Every individual may have a different view of how they wish to spend their retirement years. Some may want to buy a retirement house in beautiful countryside; while some might want to travel the world. That said, there is cost associated with each of these and for these plan your retirement prudently.

Retirement Planning will help you to calculate your retirement corpus. 

If you wish to live a better lifestyle of what you are living you need to know the necessary retirement funds needed.

Retirement Planning helps you understand how much you need to grow your wealth before you retire and plan for it accordingly.

Through this, you can find out how much you need to save by your targeted retirement date for easy and hassle-free sunset years of your life.

For, Retirement Planning you need to have these in mind:

  1. Estimated Retirement Age - If you knew when you need to retire, you would probably start planning and investing for it right away. You will suddenly realize the importance of dealing with goals immediately, saving taxes, and also of being adequately insured.
  2. life Expectancy - Don't overestimate your health, as you get older, it will get weaker.
  3. Inflation - This can erode the real value of your wealth
  4. Expected return on investments – To overcome Inflation
  5. Your current portfolio size - As dealing with a financial goal now is easier than dealing with it later. 
  6. Expected retirement expenses 
This leads to how much you need to save or invest to ensure you have sufficient funds to live fulfilling retired life. Saving taxes will also add to your retirement corpus in significant ways. Don’t delay your investment. As we suggest You should to be an investor as early as possible, even if the amount is small. You must save, invest, and save some more and invest some more, and in doing so, you will build up your wealth.

Did you know that from the very first day you receive money, not at your job, but the pocket money you received as a child, you have been an 'investor'?

Think back to the first day you received pocket money.

You most likely spent it on food, toys, games, movies and other entertainment, and travel.

How much of it did you SAVE 

Not much, if you were like most children in school and college.

You invested in instant satisfaction, as do most youngsters.

From this young age, your activities, your spending patterns, formed a habit. Your investment behavior started to get set. Your investor psychology began to solidify.

Then you got your first job and started to mingle in the workplace.

At work, you interact with your colleagues, slowly you hear about people making investments in Tax saving mutual funds, or in their PPF. Your HR talks to you about EPF so you know about that too.

You obtain investment facts haphazardly from your colleagues and without really verifying the data, make further investment decisions.

For the next few years, your focus is mainly on saving tax and then you start to think about your life goals.
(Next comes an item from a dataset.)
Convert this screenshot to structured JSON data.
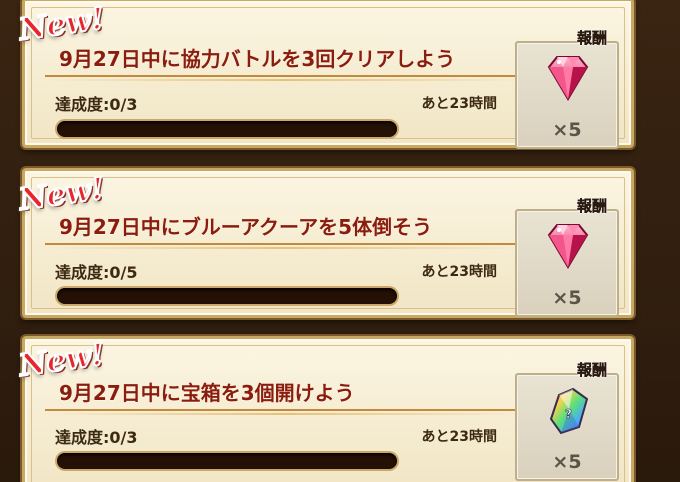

You get married, then have children, educate your children, somewhere along the line you buy a home by taking a home loan.

The expenses continue, and your saving, spending, or investing continues as it did earlier. Your investments receive just enough of your attention for you to feel like you're doing something useful about it.

But are u doing enough

With each well-intentioned step you take along this path, your biggest goal of them all suffers. Your Retirement.

The wealth that you could have built for this crucial goal, does not get built.

What we don't realize is that the success of all our life goals, from buying a car, to our children's educations, to going on a family world tour, to retiring young and retiring rich, depends on our investment behavior
The habits you built as a child dealing with your money can be modified, tweaked and bettered. You can, right now, stop procrastinating, realize the cost of delay, and start planning for your retirement. After all, who doesn't want to retire young and retire rich?

Save Now, Spend Later

It's true.

The more you invest today, the more (much more) you'll have in hand when you are 60.

get a grip on your spending, save more, invest more, and retire earlier and richer.

But be sure to invest in the right places and under professional guidance.

Don't make the mistake of thinking that it's all about equity / property.

You must have a proportion of your wealth in different asset classes such as debt and gold.

That's not all. You also need to keep track of how and when to rebalance your funds.

Remember that as your retirement goal time horizon changes, your asset allocation must change. In your Retirement Plan, your investments need to be rebalanced to reflect the right asset allocation for the goal's reducing time horizon.

Asset Allocation is important for any life goal that you want to achieve.

 Once again, let us urge you to not delay your retirement planning!

Retirement is a crucial financial goal of one’s life. Hence, involve your family because the financial decisions you take are going to have a far-reaching impact on your family. Sit down with your spouse, your children…and discuss what you have in mind.

Together, you both should sit down with your financial planner and work out your retirement plan.

The earlier you start, the easier it will be, and the more of a corpus you will build! 

So, give your retirement plan the attention and importance it deserves!!